Le voile du secret est matérialisé dans une scène que j’ai trouvé splendide sur le plan des sous-entendus, lorsque le fils demande frontalement à sa mère s’il est bien le fils de son père : les deux sont dans des pièces différentes qui se font face, avec pour seule barrière une moustiquaire, qui grésille leur champ de vision. Yoshida filme les deux personnages d’abord postés l’un comme l’autre derrière la moustiquaire, ce qui peut symboliser le mensonge de la mère et l’ignorance du fils (ou sa défiance vis-à-vis d’elle). Et à mesure que le dialogue a lieu, la caméra s’élève : le corps n’est plus protégé qu’à moitié par le tissu crènelé ; il se libère de lui à mesure que la révélation s’accomplit pour finalement s’en extirper complètement… ou pas. Puisqu’en fin de compte, révélation il n’y pas eue. Le verbe est limité chez Yoshida, incapable d’exprimer ce qui est convenu socialement comme indicible. Cette inexpressivité du langage, déjà perceptible dans La Source thermale d’Akitsu, trouve une ampleur décuplée au sein de cette histoire où se diluent insidieusement les vices de toute une famille, laquelle n’existe que par la fiction (ou le fantasme du souvenir). Un aspect que renforce la musique, lancinante et disharmonieuse, qui accompagne souvent les flashbacks pour leur donner cette tonalité incommodante, dérangeante : la toile des malheurs est bientôt achevée, dans toute sa tragique inutilité (il y a là des échos de Bergman avec Les Fraises sauvages).

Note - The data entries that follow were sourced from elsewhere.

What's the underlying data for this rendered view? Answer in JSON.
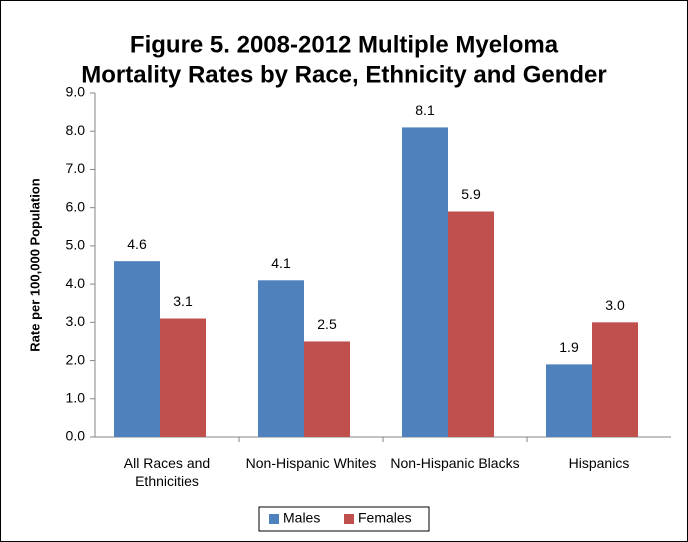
{
  "chart_data": {
    "type": "bar",
    "title": [
      "Figure 5.  2008-2012 Multiple Myeloma",
      "Mortality Rates by Race, Ethnicity and Gender"
    ],
    "y_label": "Rate per 100,000 Population",
    "categories": [
      "All Races and Ethnicities",
      "Non-Hispanic Whites",
      "Non-Hispanic Blacks",
      "Hispanics"
    ],
    "series": [
      {
        "name": "Males",
        "color": "#4f81bd",
        "values": [
          4.6,
          4.1,
          8.1,
          1.9
        ],
        "value_labels": [
          "4.6",
          "4.1",
          "8.1",
          "1.9"
        ]
      },
      {
        "name": "Females",
        "color": "#c0504d",
        "values": [
          3.1,
          2.5,
          5.9,
          3.0
        ],
        "value_labels": [
          "3.1",
          "2.5",
          "5.9",
          "3.0"
        ]
      }
    ],
    "ylim": [
      0,
      9
    ],
    "yticks": [
      {
        "value": 0,
        "label": "0.0"
      },
      {
        "value": 1,
        "label": "1.0"
      },
      {
        "value": 2,
        "label": "2.0"
      },
      {
        "value": 3,
        "label": "3.0"
      },
      {
        "value": 4,
        "label": "4.0"
      },
      {
        "value": 5,
        "label": "5.0"
      },
      {
        "value": 6,
        "label": "6.0"
      },
      {
        "value": 7,
        "label": "7.0"
      },
      {
        "value": 8,
        "label": "8.0"
      },
      {
        "value": 9,
        "label": "9.0"
      }
    ],
    "legend": "bottom"
  }
}
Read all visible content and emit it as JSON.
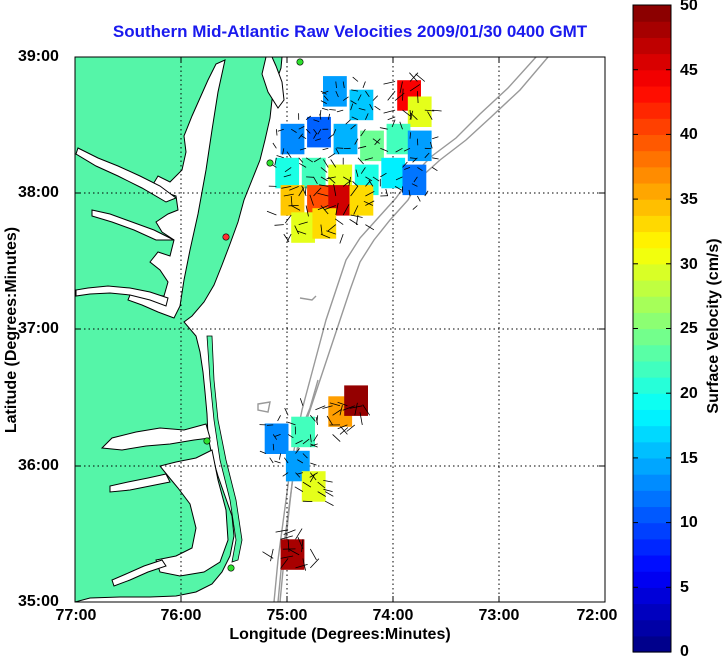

La conclusion du film, que j’ai trouvé pour ma part un peu trop explicite compte-tenu du ton beaucoup plus suggestif du reste, vient mettre un point d’orgue à ce constat. Même la mort, censée purger le péché, laver le déshonneur (selon une lecture traditionnelle du geste suicidaire) n’est là que partielle, manquée, incertaine. Supposée être double et simultanée, elle est finalement doublement incomplète puisqu’elle laisse le fils sauf et emporte à sa place l’amant honni et pervers, dont on ne sait si l’amour était vrai. Ultime pied-de-nez à l’expectative d’un spectateur chamboulé par la déroutante tournure des événements… Un grand film, à revoir assurément pour en saisir encore plus solidement la richesse et la subtilité.